Exploration of Angiotensin II Type 1 Receptor Modulators by Molecular Fingerprints and Docking Simulations

Abstract

Background: Overexpression of Angiotensin Type 1 (AT1) receptor along with other deregulated oncogenic factors, for e.g. Vascular Endothelial Growth Factor (VEGF) triggers angiogenesis, which is one of the hallmarks of cancer. AT1 receptor, being a key component of the renin - angiotensin system (RAS), also helps in the regulation of blood pressure. In the present study, we report on the identification of novel Angiotensin II Type 1 receptor modulators from among the 265,242 molecules deposited in the NCI compound database (Release 4, 2012) by several rounds of In silico screening steps. Methods: The screening steps involved Lipinski's filter to eliminate the non-drug like candidates followed by fingerprint based similarity filtering using 950 known reference set of AT1 receptor binders. Further screening exercises such as, iterative GOLD based docking and binding free energy calculations were performed to arrive at potential AT1 receptor binding hit candidates. The 2D structural and bioactivity data of the known AT1 receptor modulators retrieved from BindingDB database were also critically reviewed. Results: Docking based virtual screening followed by high flexible docking resulted 10 best fit candidates, which had binding modes roughly similar to the cocrystallized ligand, ZD7155. Of the ten shortlisted candidates, NSC407757 had the binding affinity, on-par, as of the known reference ligand, ZD7155 towards AT1 receptor.

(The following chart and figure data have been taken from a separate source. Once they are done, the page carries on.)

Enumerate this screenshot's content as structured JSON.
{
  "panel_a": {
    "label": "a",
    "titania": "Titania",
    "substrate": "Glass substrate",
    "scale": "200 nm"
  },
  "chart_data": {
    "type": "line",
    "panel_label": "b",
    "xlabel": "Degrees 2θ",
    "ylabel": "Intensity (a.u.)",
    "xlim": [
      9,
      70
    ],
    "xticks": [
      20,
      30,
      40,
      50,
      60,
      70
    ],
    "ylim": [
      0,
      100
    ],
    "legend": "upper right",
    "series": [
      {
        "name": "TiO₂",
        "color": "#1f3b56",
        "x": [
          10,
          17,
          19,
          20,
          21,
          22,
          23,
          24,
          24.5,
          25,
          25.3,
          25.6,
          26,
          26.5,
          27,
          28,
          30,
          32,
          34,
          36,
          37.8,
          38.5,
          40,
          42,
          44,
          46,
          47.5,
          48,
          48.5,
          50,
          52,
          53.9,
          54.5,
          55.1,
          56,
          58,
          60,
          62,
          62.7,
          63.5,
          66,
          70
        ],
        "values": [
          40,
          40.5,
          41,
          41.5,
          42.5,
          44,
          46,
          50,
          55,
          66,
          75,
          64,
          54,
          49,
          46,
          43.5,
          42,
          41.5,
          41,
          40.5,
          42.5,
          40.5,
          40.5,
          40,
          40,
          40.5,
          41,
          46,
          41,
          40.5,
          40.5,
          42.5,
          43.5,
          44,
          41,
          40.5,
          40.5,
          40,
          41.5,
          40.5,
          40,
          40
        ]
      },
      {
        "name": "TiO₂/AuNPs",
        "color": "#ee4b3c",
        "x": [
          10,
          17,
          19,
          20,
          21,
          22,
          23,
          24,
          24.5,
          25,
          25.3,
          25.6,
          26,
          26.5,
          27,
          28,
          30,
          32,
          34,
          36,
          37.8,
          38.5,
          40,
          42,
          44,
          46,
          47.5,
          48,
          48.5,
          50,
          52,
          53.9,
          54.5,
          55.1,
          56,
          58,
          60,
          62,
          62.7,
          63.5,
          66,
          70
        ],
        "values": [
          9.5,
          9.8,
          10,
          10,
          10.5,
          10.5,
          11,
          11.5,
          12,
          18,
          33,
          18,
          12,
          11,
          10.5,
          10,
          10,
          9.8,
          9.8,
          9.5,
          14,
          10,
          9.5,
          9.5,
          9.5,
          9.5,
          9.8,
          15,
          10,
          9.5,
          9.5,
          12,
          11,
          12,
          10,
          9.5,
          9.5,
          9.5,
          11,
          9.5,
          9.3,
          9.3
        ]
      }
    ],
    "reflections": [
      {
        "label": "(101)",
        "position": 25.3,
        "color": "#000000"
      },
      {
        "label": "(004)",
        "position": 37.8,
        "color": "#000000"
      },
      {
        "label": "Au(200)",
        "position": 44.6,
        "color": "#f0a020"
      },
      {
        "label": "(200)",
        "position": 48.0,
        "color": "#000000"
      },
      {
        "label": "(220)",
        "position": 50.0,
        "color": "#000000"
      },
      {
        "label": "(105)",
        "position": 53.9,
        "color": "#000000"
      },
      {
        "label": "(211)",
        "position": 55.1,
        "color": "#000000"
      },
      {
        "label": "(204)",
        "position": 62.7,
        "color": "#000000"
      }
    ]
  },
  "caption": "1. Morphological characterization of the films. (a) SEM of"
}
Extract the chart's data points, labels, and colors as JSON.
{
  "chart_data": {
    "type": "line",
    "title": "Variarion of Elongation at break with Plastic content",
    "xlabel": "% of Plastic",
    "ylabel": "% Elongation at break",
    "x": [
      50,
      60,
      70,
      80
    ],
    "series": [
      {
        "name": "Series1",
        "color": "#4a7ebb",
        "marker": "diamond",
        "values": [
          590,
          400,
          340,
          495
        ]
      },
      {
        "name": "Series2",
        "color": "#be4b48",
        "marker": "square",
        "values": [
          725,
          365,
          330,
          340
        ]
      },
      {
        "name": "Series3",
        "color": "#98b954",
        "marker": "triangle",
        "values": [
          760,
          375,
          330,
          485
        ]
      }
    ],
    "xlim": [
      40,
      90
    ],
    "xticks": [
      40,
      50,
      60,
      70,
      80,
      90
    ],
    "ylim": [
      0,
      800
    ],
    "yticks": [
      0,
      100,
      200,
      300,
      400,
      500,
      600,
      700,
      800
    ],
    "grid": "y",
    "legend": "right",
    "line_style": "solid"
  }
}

An interesting observation of this study is that, the high binding affinity of the hit candidates may be attributed to the similar binding orientation and interactions as of the reference molecule independent of structural similarity with the known AT1 receptor modulators. Conclusion: The hit candidates reported in the present study hold promise as the potential new AT1 receptor modulators. Further study involving structural optimization, synthesis and In vitro binding experiments is warranted for the accelerated discovery of high efficacy novel AT1 receptor modulators.